Ouch. That had to smart.
Yeah, I’m liking Mulcair.
One of the things which has distressed me most about the West is that no one on the left has really been willing to hammer the politics of class. Mulcair, who has also hit inequality, shows some signs of doing so. It is conventional wisdom that tax increases won’t fly, but the polling data doesn’t support that, at least not if you want to tax the rich and make that clear. Heck, if even Globe and Mail readers (the primary business newspaper in Canada) want tax increases and more spending, I think we can conclude that it’ll fly (yes, I’m aware of the limitations of that particular poll). But even the upper middle and lower upper class think that the true rich should pay their share. Coming out of Quebec, which is somewhat insulated from the political culture of the rest of North America, Mulcair seems willing to play class politics, and seems to know how to do so.

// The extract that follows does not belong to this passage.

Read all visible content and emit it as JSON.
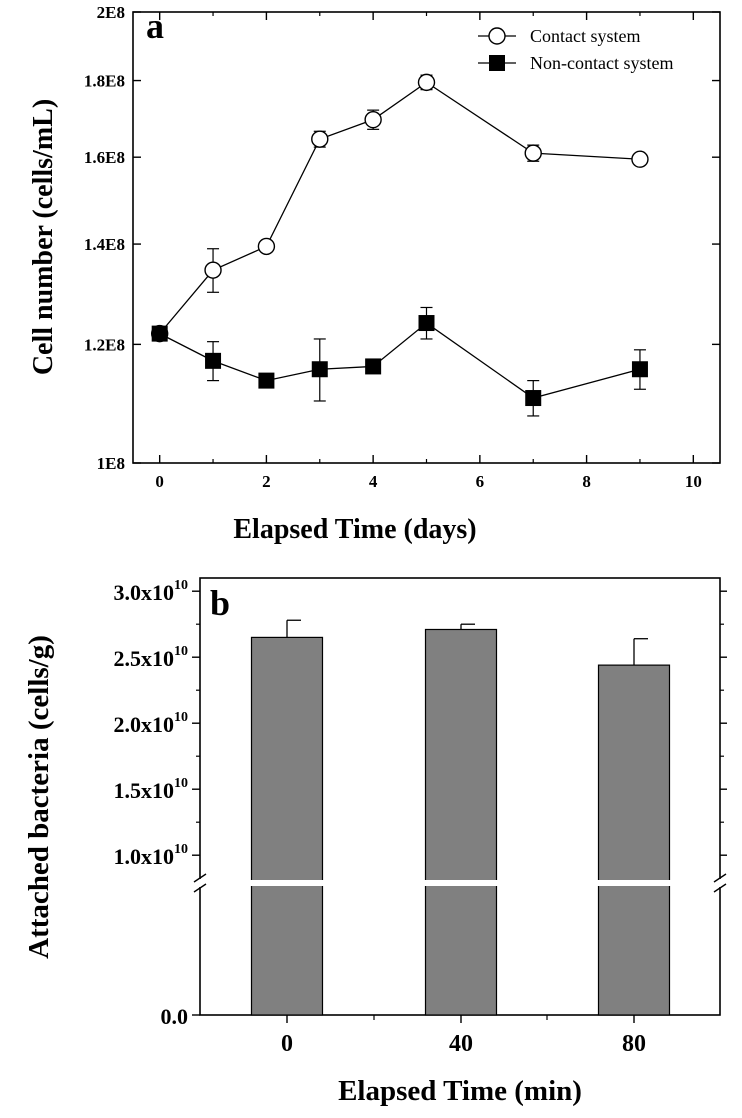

So far, so good. And as for the budget, Prime Minister Harper isn’t going to get the cuts he wants from the public service without causing great pain. Nor is cutting other forms of spending going to help the economy. Harper better get down on his knees and pray to God that there isn’t a major downturn in China, because he’s betting everything on resource prices. If they crumble, the Canadian economy will go with them. And so will Harper’s job.
This is opposition politics 101: whatever the government does, you oppose. If Harper’s bet on the resource economy works, then the Conservatives will get another term. If it doesn’t, the NDP needs to be seen as the party which opposed his policies. Mulcair is positioning them for that, and doing so in a way which allow him, if he gets in power, to put in place policies which will reward the constituencies he needs to win—everyone not attached to the oil teat.